Herb Franta

No. 32, 55
- Position: Lineman

Personal information
- Born: March 10, 1903 New Ulm, Minnesota, U.S.
- Died: August 3, 1950 (aged 47) Arlington Heights, Illinois, U.S.
- Listed height: 6 ft 0 in (1.83 m)
- Listed weight: 220 lb (100 kg)

Career information
- High school: New Ulm (MN)
- College: St. Thomas (1923–1926)

Career history

Playing
- Minneapolis Red Jackets (1929–1930); Green Bay Packers (1930);

Coaching
- DeLaSalle High School (1927–?) Line coach;

Awards and highlights
- NFL champion (1930);

Career statistics
- Games played: 18
- Games started: 14
- Stats at Pro Football Reference

= Herb Franta =

American football player (1905–1950)

Herbert Joseph Franta (March 10, 1905 - August 3, 1950) was an American football player who was a lineman for two seasons in the National Football League (NFL) for the Minneapolis Red Jackets and Green Bay Packers. He played college football at St. Thomas and was an NFL champion with the Packers in 1930.

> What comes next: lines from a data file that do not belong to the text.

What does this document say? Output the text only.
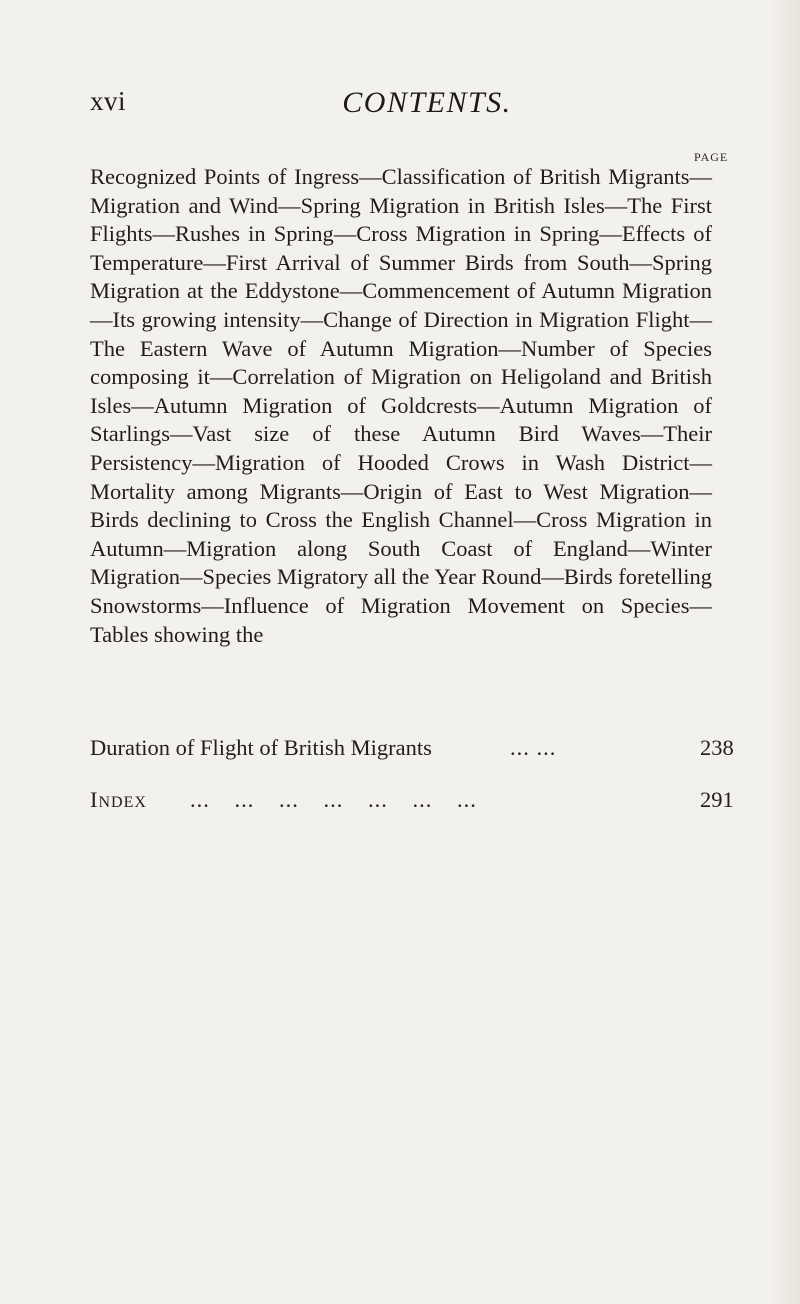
xvi	CONTENTS.
PAGE
Recognized Points of Ingress—Classification of British Migrants—Migration and Wind—Spring Migration in British Isles—The First Flights—Rushes in Spring—Cross Migration in Spring—Effects of Temperature—First Arrival of Summer Birds from South—Spring Migration at the Eddystone—Commencement of Autumn Migration—Its growing intensity—Change of Direction in Migration Flight—The Eastern Wave of Autumn Migration—Number of Species composing it—Correlation of Migration on Heligoland and British Isles—Autumn Migration of Goldcrests—Autumn Migration of Starlings—Vast size of these Autumn Bird Waves—Their Persistency—Migration of Hooded Crows in Wash District—Mortality among Migrants—Origin of East to West Migration—Birds declining to Cross the English Channel—Cross Migration in Autumn—Migration along South Coast of England—Winter Migration—Species Migratory all the Year Round—Birds foretelling Snowstorms—Influence of Migration Movement on Species—Tables showing the
Duration of Flight of British Migrants	... ...	238
Index ... ... ... ... ... ... ...	291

==Early life and education==
Franta was born on March 10, 1905, in New Ulm, Minnesota. He attended New Ulm High School, being one of only two of the school's alumni (with Al Arndt) to make it to the NFL. He began attending the University of St. Thomas in 1923, and saw immediate playing time. The Minneapolis Star called him a "star" player and the Star Tribune reported that he was "one of the strongest tackles in the state." Of Native American descent, Franta was nicknamed "Chief." A three-year starter, he was named to several all-state teams.

Franta was plagued by injuries during his time at St. Thomas, breaking a bone in his hand in November 1925, suffering internal injuries and tearing a leg ligament in October 1926, and breaking his hand in early November 1926. He still managed to return for the season finale of 1926 against Hamline, playing what would be his last collegiate game as he graduated in 1927.

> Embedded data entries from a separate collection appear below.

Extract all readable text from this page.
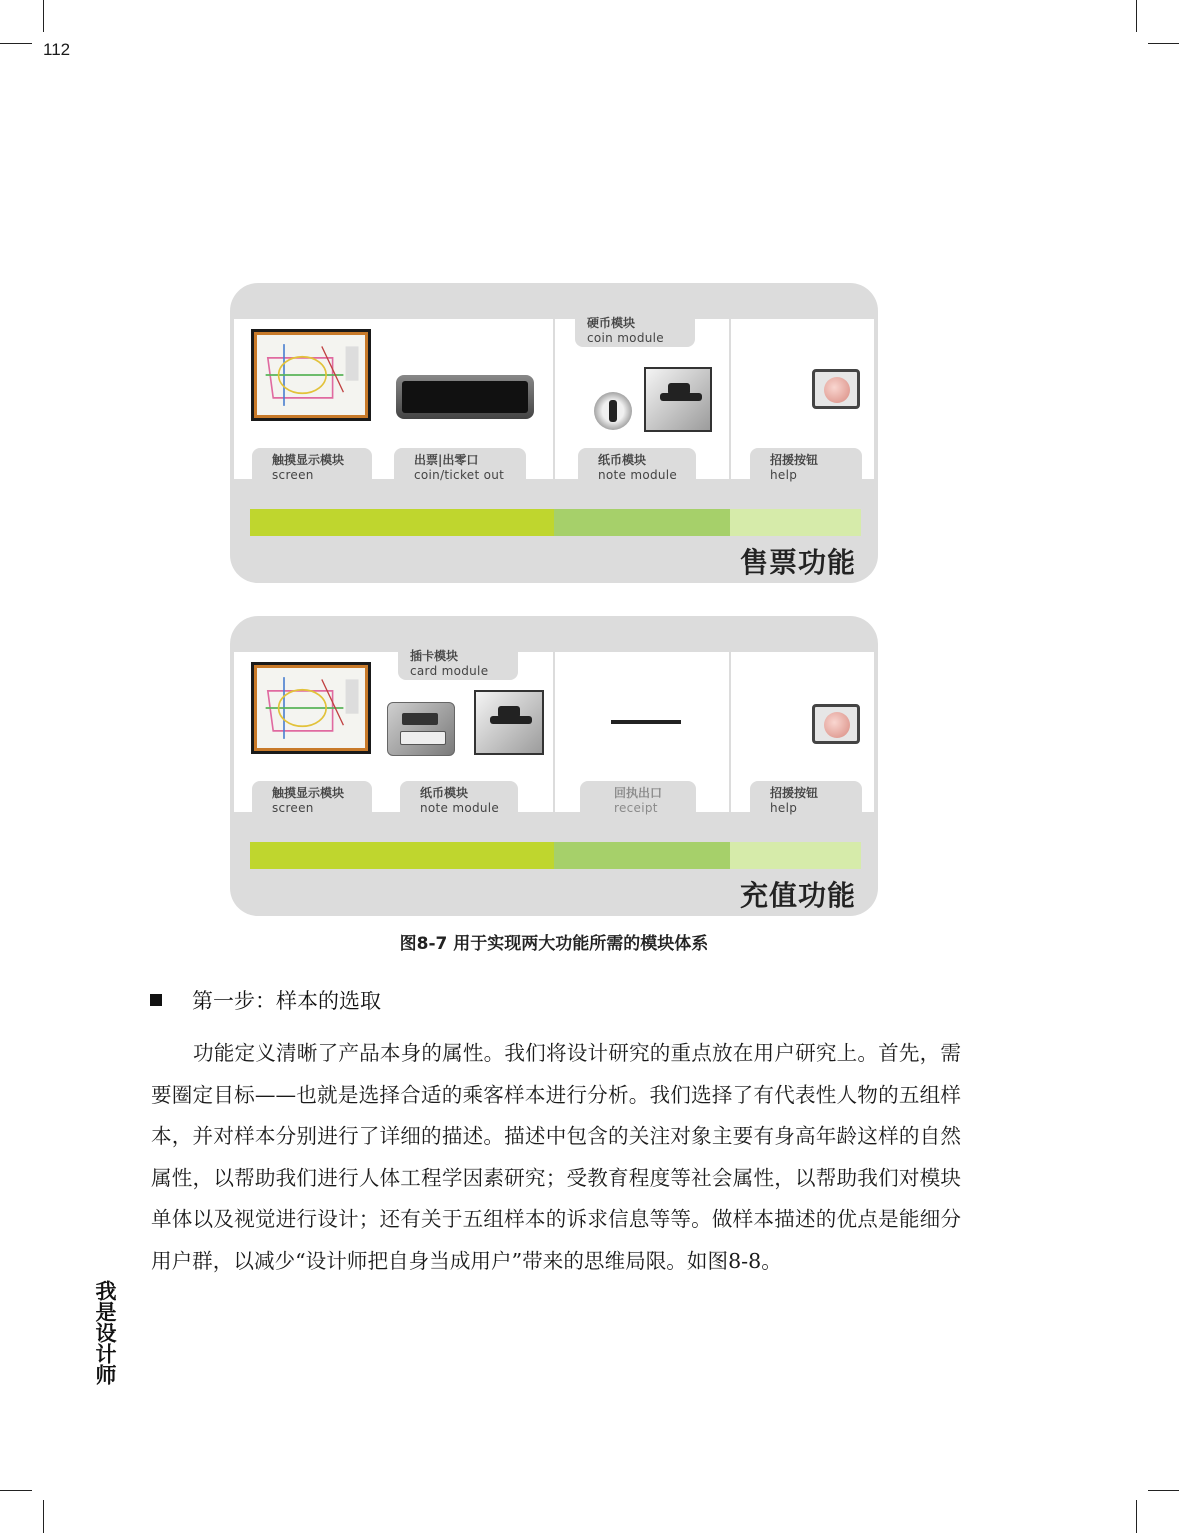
112
硬币模块
coin module
触摸显示模块
screen
出票|出零口
coin/ticket out
纸币模块
note module
招援按钮
help
售票功能
插卡模块
card module
触摸显示模块
screen
纸币模块
note module
回执出口
receipt
招援按钮
help
充值功能
图8-7 用于实现两大功能所需的模块体系
第一步：样本的选取

功能定义清晰了产品本身的属性。我们将设计研究的重点放在用户研究上。首先，需要圈定目标——也就是选择合适的乘客样本进行分析。我们选择了有代表性人物的五组样本，并对样本分别进行了详细的描述。描述中包含的关注对象主要有身高年龄这样的自然属性，以帮助我们进行人体工程学因素研究；受教育程度等社会属性，以帮助我们对模块单体以及视觉进行设计；还有关于五组样本的诉求信息等等。做样本描述的优点是能细分用户群，以减少“设计师把自身当成用户”带来的思维局限。如图8-8。

我是设计师
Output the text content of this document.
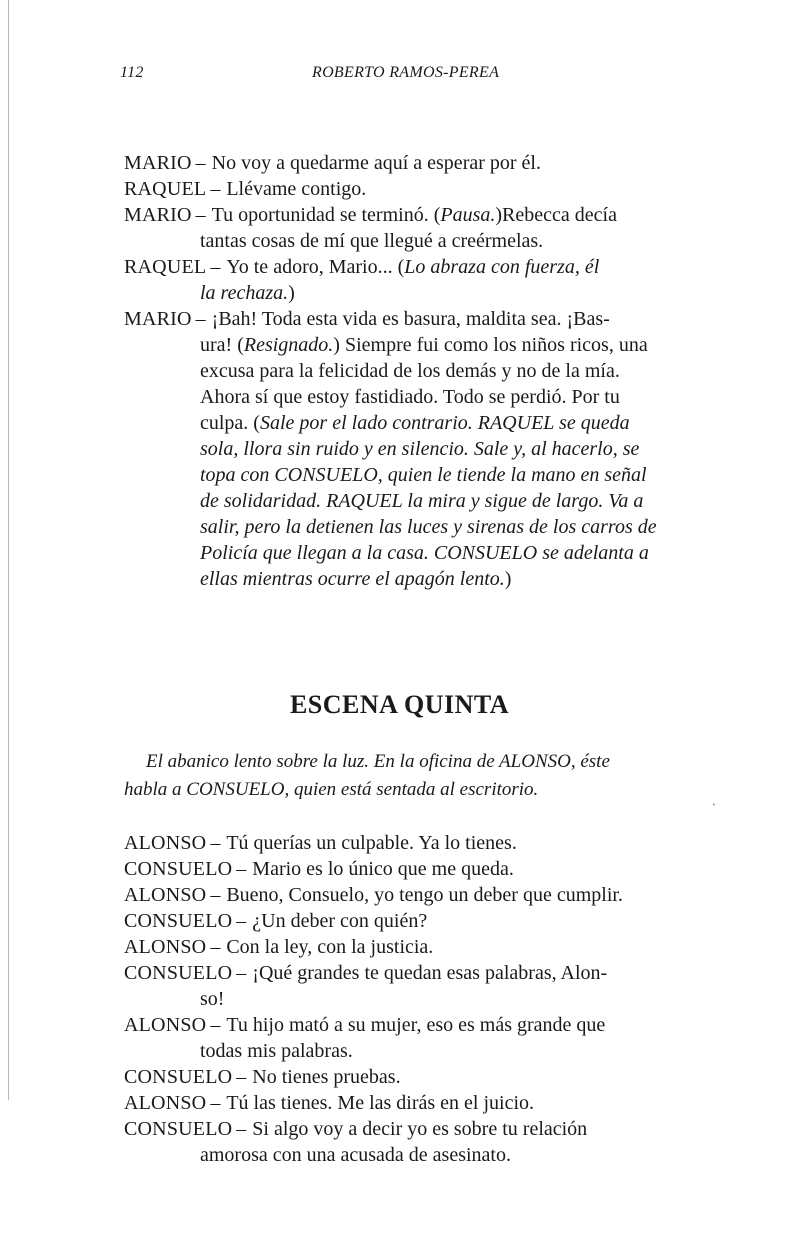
112	ROBERTO RAMOS-PEREA
MARIO – No voy a quedarme aquí a esperar por él.
RAQUEL – Llévame contigo.
MARIO – Tu oportunidad se terminó. (Pausa.)Rebecca decía
tantas cosas de mí que llegué a creérmelas.
RAQUEL – Yo te adoro, Mario... (Lo abraza con fuerza, él
la rechaza.)
MARIO – ¡Bah! Toda esta vida es basura, maldita sea. ¡Bas-
ura! (Resignado.) Siempre fui como los niños ricos, una
excusa para la felicidad de los demás y no de la mía.
Ahora sí que estoy fastidiado. Todo se perdió. Por tu
culpa. (Sale por el lado contrario. RAQUEL se queda
sola, llora sin ruido y en silencio. Sale y, al hacerlo, se
topa con CONSUELO, quien le tiende la mano en señal
de solidaridad. RAQUEL la mira y sigue de largo. Va a
salir, pero la detienen las luces y sirenas de los carros de
Policía que llegan a la casa. CONSUELO se adelanta a
ellas mientras ocurre el apagón lento.)
ESCENA QUINTA
El abanico lento sobre la luz. En la oficina de ALONSO, éste
habla a CONSUELO, quien está sentada al escritorio.	ˏ
ALONSO – Tú querías un culpable. Ya lo tienes.
CONSUELO – Mario es lo único que me queda.
ALONSO – Bueno, Consuelo, yo tengo un deber que cumplir.
CONSUELO – ¿Un deber con quién?
ALONSO – Con la ley, con la justicia.
CONSUELO – ¡Qué grandes te quedan esas palabras, Alon-
so!
ALONSO – Tu hijo mató a su mujer, eso es más grande que
todas mis palabras.
CONSUELO – No tienes pruebas.
ALONSO – Tú las tienes. Me las dirás en el juicio.
CONSUELO – Si algo voy a decir yo es sobre tu relación
amorosa con una acusada de asesinato.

Franta served as the line coach at DeLaSalle High School in 1927, after graduating from St. Thomas.

==Professional career==
Franta joined the Minneapolis Red Jackets of the National Football League (NFL) in 1929, being assigned the number 32; he was the only player for the team to ever wear the number. At the time, he weighed 220 pounds and stood at between 6 ft 0 in and 6 ft 1 in. Franta was a full-time starter for the Red Jackets, starting all 10 games as they compiled an overall record of 1–9 against NFL opponents. In the team's game against the Chicago Cardinals, Franta directly opposed Pro Football Hall of Famer Duke Slater, and The Chicago Defender wrote afterwards "The Slater-Franta duel provoked great interest from the football writers and fans. Experts claimed that more inside football was shown on their side of the line than had ever been displayed before."

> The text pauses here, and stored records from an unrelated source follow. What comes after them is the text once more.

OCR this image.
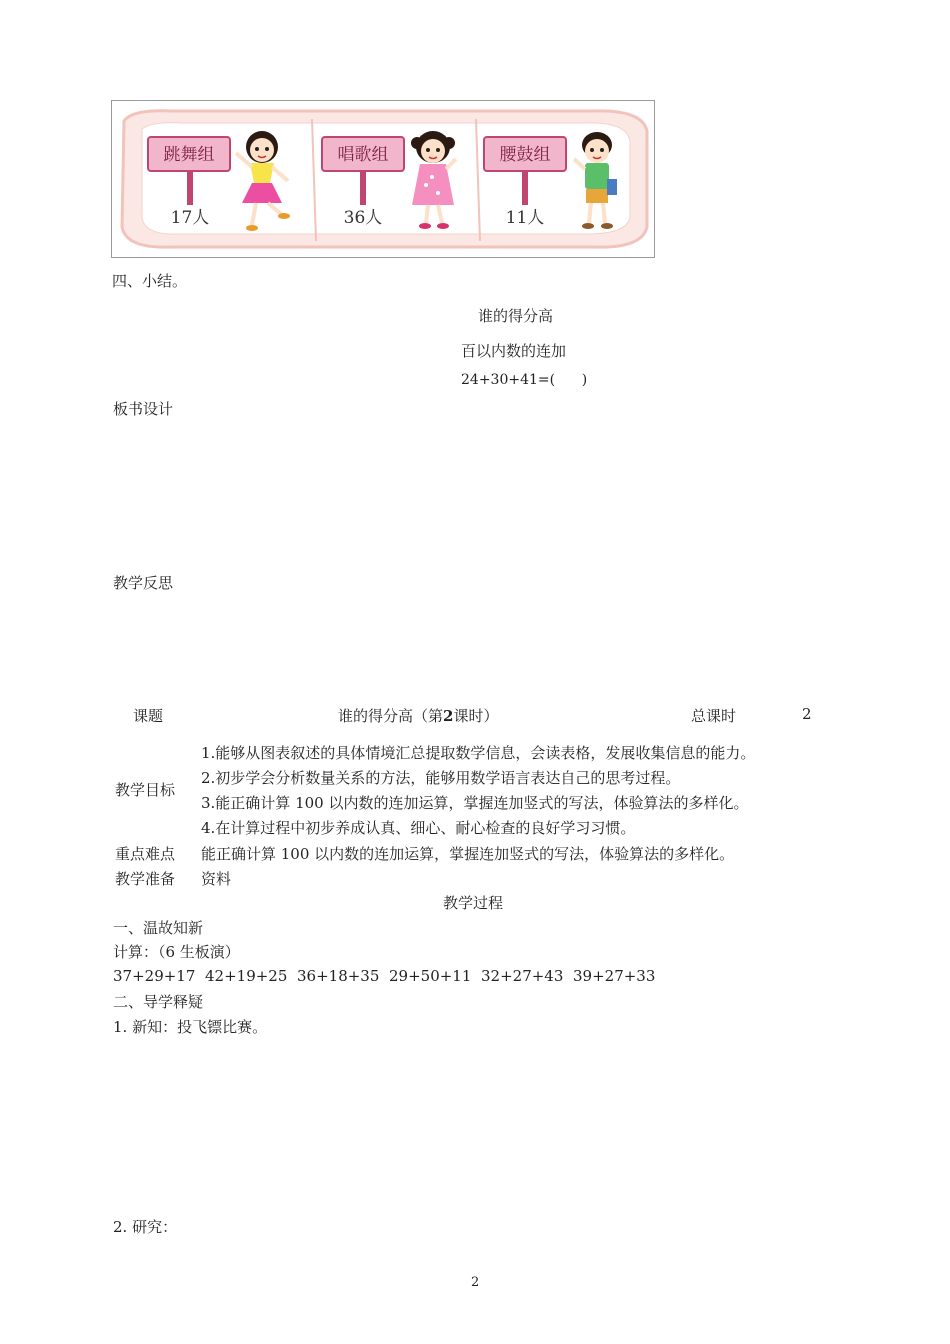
跳舞组
17人
唱歌组
36人
腰鼓组
11人
四、小结。
谁的得分高
百以内数的连加
24+30+41=(      )
板书设计
教学反思
课题	谁的得分高（第2课时）	总课时	2
教学目标
1.能够从图表叙述的具体情境汇总提取数学信息，会读表格，发展收集信息的能力。
2.初步学会分析数量关系的方法，能够用数学语言表达自己的思考过程。
3.能正确计算 100 以内数的连加运算，掌握连加竖式的写法，体验算法的多样化。
4.在计算过程中初步养成认真、细心、耐心检查的良好学习习惯。
重点难点 能正确计算 100 以内数的连加运算，掌握连加竖式的写法，体验算法的多样化。
教学准备 资料
教学过程
一、温故知新
计算：（6 生板演）
37+29+17 42+19+25 36+18+35 29+50+11 32+27+43 39+27+33
二、导学释疑
1. 新知：投飞镖比赛。
2. 研究：
2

Franta returned to the Red Jackets in 1930. The Post-Crescent compared him to Mike Michalske and stated that he was one of Minneapolis' best forwards, noting that against the Green Bay Packers, he "probably got as many tackles as all the other [Minneapolis] forwards combined." After having played six games, three as a starter, for the Red Jackets, he was purchased along with Ken Haycraft and Oran Pape by head coach Curly Lambeau of the Packers. Franta played two games, one as a starter, with Green Bay before being suspended near the end of the season, reportedly due to Lambeau wanting veteran players for their final games which decided the NFL championship. The Packers ultimately won the league title. Franta did not continue playing in the NFL after the season, thus finishing his career with 18 games played, 14 of which he started. Although he never again played in the NFL, Franta later appeared in several exhibitions with the Minnesota All-Stars and a team composed of former St. Thomas players, including one game with the former against the Chicago Bears.

==Later life and death==
Franta was married to Katherine K. Franta, with whom he had four children. In 1942, he was working for the Minnesota State Highway Department, although he also enlisted in the United States military the same year to serve during World War II. He died on August 3, 1950, at the age of 47, after a car crash. Franta had been driving a trailer with his two sons to move the family from St. Paul, Minnesota, to Des Plaines, Illinois, and fell asleep at the wheel before crashing into a tree. He broke his neck in the crash and died the next day.